В какой-то момент его голова, вконец обессилев, упала мне на плечо. Бабуля сосредоточенно щупала пульс на его руке, чистым полотенчиком стирала пот, льющийся ручьями с его лба, и сказала: «Жить будешь, милок, поспи, милок».
А я все не хотела выпускать его голову из своих рук.
На мои бесконечные, дерганые вопросы она отвечала, что просто следит за домом и ей за это платят.
Когда я спросила про профессора, она неопределенно мотнула головой, а потом и вовсе ушла, напоследок сказав, что, если что, – она будет в соседней комнате.
Всю ночь я провела в кресле рядом с кроватью, на которой Платон провалился в глубокий, но уже живой, уже очищенный сон.
Пару раз я поила его водой, которую бабуля, еще раз коротко появившись в дверях, оставила в графине на трюмо.
Я все не знала, куда мне приткнуться, теперь сон пришел и ко мне, и, не придумав ничего лучшего, я перебралась в кресло, перестала думать и больше ни о чем не просила, боясь лишний раз спугнуть чудо, спасшее нас.
Перед тем как заснуть, я еще долго вслушивалась в сопение Платона, ровное, тихое, чем-то похожее на гул далеких кипрских волн.
Пару раз его дыхание сбивалось, я вскакивала, на ощупь, в темноте, боясь разбудить Платона светом, находила стакан, наливала в него воду из кувшина, немного, на треть, поднимала повыше подушки под его головой и почти без слов, какими-то магическими, мурлыкающими звуками заставляла его рот слегка приоткрыться и втянуть в себя воду.

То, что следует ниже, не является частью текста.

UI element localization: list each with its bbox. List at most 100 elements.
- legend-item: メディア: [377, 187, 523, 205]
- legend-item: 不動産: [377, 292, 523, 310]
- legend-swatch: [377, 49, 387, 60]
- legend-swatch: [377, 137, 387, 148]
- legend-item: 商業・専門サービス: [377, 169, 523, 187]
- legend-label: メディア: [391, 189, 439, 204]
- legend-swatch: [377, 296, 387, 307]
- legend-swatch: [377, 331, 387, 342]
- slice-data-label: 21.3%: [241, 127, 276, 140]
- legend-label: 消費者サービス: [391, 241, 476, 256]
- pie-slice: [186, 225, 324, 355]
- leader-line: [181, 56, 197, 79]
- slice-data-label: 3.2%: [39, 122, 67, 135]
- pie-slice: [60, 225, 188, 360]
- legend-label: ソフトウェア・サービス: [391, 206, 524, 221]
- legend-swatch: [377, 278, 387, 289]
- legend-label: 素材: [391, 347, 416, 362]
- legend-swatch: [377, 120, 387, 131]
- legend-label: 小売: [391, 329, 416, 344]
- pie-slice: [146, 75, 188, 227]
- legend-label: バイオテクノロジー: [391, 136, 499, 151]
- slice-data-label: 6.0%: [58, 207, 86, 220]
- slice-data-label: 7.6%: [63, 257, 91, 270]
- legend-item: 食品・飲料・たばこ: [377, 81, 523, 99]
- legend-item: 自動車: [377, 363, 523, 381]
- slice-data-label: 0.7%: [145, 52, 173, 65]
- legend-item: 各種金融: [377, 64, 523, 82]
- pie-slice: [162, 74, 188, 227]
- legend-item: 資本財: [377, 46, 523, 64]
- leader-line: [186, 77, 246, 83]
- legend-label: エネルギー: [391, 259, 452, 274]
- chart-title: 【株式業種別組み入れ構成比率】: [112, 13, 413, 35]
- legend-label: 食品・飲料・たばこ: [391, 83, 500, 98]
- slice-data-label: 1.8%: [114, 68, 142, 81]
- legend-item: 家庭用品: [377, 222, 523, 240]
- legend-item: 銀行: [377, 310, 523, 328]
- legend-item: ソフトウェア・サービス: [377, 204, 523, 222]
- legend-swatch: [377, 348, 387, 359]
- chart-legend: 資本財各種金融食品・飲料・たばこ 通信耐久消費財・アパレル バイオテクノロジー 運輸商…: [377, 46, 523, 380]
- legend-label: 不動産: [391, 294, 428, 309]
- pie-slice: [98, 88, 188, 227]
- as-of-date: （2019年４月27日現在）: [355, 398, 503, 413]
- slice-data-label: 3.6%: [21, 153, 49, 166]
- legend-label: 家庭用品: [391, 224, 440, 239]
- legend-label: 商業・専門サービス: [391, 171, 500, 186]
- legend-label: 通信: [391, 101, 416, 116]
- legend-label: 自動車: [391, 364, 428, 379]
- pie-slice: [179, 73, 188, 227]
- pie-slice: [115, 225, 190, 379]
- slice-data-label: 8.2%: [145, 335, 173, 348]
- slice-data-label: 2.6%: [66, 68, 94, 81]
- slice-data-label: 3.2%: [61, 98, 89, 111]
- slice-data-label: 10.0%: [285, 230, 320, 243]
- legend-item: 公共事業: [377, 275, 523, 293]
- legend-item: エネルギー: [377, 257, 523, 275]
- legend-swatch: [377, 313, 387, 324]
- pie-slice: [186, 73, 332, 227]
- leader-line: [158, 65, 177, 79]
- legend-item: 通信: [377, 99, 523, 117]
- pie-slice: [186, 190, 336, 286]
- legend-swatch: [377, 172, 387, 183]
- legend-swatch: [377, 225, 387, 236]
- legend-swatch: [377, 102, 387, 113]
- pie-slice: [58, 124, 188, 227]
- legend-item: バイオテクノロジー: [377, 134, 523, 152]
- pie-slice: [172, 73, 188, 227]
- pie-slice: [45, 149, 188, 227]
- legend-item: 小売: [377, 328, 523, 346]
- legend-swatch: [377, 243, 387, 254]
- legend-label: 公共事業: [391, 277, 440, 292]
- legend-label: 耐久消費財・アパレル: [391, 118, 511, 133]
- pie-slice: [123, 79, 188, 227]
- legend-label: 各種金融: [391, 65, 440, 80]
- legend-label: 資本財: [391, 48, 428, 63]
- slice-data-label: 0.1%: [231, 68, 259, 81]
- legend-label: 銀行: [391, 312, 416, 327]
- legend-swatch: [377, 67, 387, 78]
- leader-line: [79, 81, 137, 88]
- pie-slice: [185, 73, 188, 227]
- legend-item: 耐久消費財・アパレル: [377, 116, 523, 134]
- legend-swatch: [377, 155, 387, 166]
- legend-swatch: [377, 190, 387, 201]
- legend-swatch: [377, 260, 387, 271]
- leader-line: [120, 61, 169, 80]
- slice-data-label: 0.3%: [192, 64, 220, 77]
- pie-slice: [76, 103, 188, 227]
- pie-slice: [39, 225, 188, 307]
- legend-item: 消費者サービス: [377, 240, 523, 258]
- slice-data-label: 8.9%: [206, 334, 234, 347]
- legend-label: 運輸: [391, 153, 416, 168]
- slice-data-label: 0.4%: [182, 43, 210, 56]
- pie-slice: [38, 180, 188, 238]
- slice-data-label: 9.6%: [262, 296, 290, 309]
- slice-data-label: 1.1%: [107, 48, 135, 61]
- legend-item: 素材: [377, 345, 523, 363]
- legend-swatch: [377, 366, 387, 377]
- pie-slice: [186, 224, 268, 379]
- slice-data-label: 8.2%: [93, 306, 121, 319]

Так прошла ночь, и мне даже удалось немного поспать.
Мне снилось наше с Платоном море, мне снилась мама, она купалась в нем, но не близко, а где-то вдалеке…
Но я отчетливо разглядела ее сдержанную, одобряющую улыбку.
А папы там, во сне, так и не было.
Платон спал.
Я, конечно, еще в машине догадалась: его чем-то «накачали» или он сам «накачался».
Да, какая, по большому счету, разница, теперь важно только то, что опасность осталась позади!
И море тоже может быть разным.
Мы из него пришли, мы в него и уйдем.
Только Платону еще рано.
Проснулась я оттого, что рука онемела и болталась чужой, бумажной, касаясь пола.
Отдельных предметов в комнате начал мягко касаться утренний свет.
Я поняла: наступило утро, пора вставать и начинать действовать. За нас двоих.
Я направилась к трюмо, на ходу яростно растирая обескровленную руку. Остановилась, посмотрела на себя в мутноватое старое зеркало и поняла, что я никогда еще не была так красива, как в это утро.
Ни спутанные волосы, ни размазанная под глазами тушь, ни мятое, в зеленых катышках от пледа белое платье не могли испортить мне этого ощущения!
Первым делом мне необходимо было умыться, а затем обеспечить Платону нормальное пробуждение.
Нужна еда и какие-то лекарства.
Если и вправду вчера была бабуля, спрошу у нее.
Она все должна знать.
Раза три я пыталась выйти из комнаты и возвращалась обратно, к его кровати.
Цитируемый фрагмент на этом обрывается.